After our panel came “Games: The Dominant Medium of the Future?” - an excellent panel, though also upsetting, because moderator Ken Perlin told us that the rumors we’d heard were true: the executive committee for next year’s SIGGRAPH has decided to cut panels from the conference program. The reason given, as with the rumored cuts to the Art program, is budget difficulties. But I believe it’s a big mistake. I know I won’t attend a SIGGRAPH with no panels, no art papers, and no interactive art. And I know others for whom these programs, singly or in combination, are primary reasons for their SIGGRAPH attendance. Cutting these programs entirely, rather than paring them and other programs back more incrementally, will only lower SIGGRAPH attendance further next year, and exacerbate SIGGRAPH’s financial problems (which began with the lowered attendance all ACM conferences have been experiencing).

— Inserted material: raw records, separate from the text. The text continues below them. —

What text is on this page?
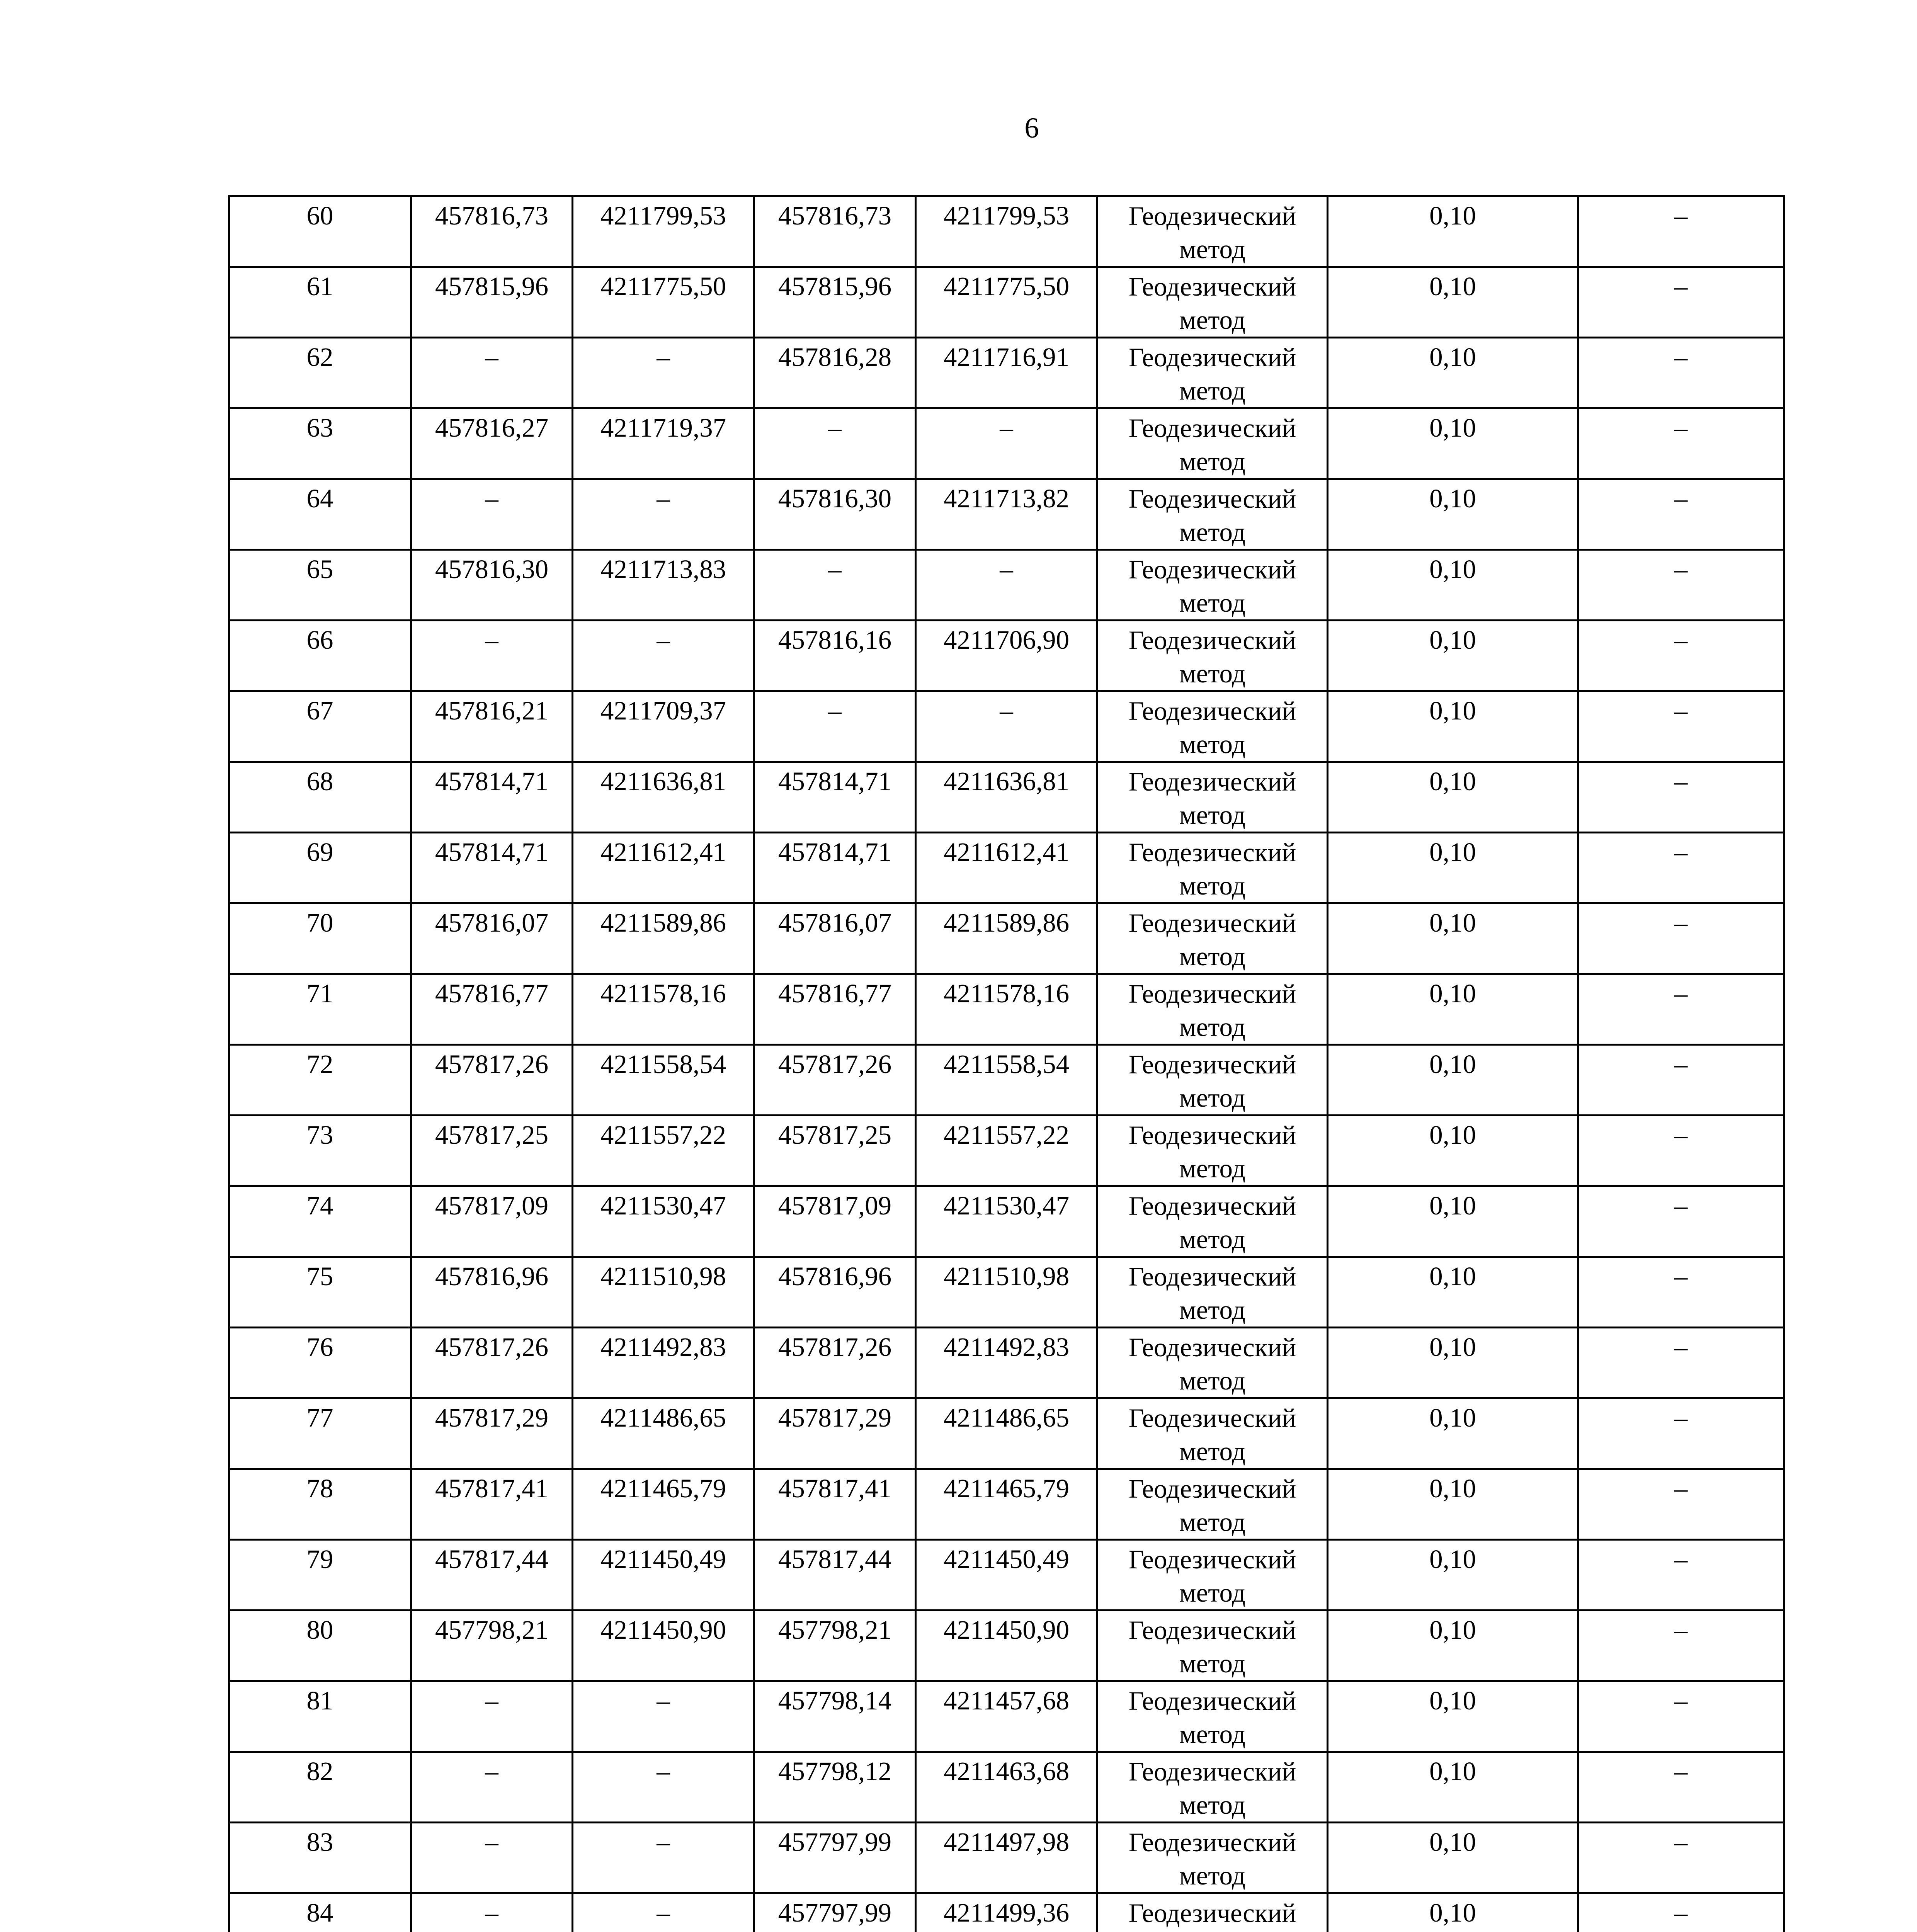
6
60	457816,73	4211799,53	457816,73	4211799,53	Геодезический метод	0,10	–
61	457815,96	4211775,50	457815,96	4211775,50	Геодезический метод	0,10	–
62	–	–	457816,28	4211716,91	Геодезический метод	0,10	–
63	457816,27	4211719,37	–	–	Геодезический метод	0,10	–
64	–	–	457816,30	4211713,82	Геодезический метод	0,10	–
65	457816,30	4211713,83	–	–	Геодезический метод	0,10	–
66	–	–	457816,16	4211706,90	Геодезический метод	0,10	–
67	457816,21	4211709,37	–	–	Геодезический метод	0,10	–
68	457814,71	4211636,81	457814,71	4211636,81	Геодезический метод	0,10	–
69	457814,71	4211612,41	457814,71	4211612,41	Геодезический метод	0,10	–
70	457816,07	4211589,86	457816,07	4211589,86	Геодезический метод	0,10	–
71	457816,77	4211578,16	457816,77	4211578,16	Геодезический метод	0,10	–
72	457817,26	4211558,54	457817,26	4211558,54	Геодезический метод	0,10	–
73	457817,25	4211557,22	457817,25	4211557,22	Геодезический метод	0,10	–
74	457817,09	4211530,47	457817,09	4211530,47	Геодезический метод	0,10	–
75	457816,96	4211510,98	457816,96	4211510,98	Геодезический метод	0,10	–
76	457817,26	4211492,83	457817,26	4211492,83	Геодезический метод	0,10	–
77	457817,29	4211486,65	457817,29	4211486,65	Геодезический метод	0,10	–
78	457817,41	4211465,79	457817,41	4211465,79	Геодезический метод	0,10	–
79	457817,44	4211450,49	457817,44	4211450,49	Геодезический метод	0,10	–
80	457798,21	4211450,90	457798,21	4211450,90	Геодезический метод	0,10	–
81	–	–	457798,14	4211457,68	Геодезический метод	0,10	–
82	–	–	457798,12	4211463,68	Геодезический метод	0,10	–
83	–	–	457797,99	4211497,98	Геодезический метод	0,10	–
84	–	–	457797,99	4211499,36	Геодезический	0,10	–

If you care about SIGGRAPH panels, I urge you to write to the conference chair (chair-s2003@siggraph.org) as soon as possible. And if you care about SIGGRAPH presenting art papers and interactive art, I urge you to write to next year’s art chair (art-s2003@siggraph.org).
If SIGGRAPH shoots itself in the foot by killing the programs that many attendees care about most then it is unlikely the money will be available later to restore them. The programs won’t come back, the attendees won’t come back, and SIGGRAPH will become a narrow conference rather than the exciting interdisciplinary environment it has been. It was a great SIGGRAPH, but I’m worried it may have been my last.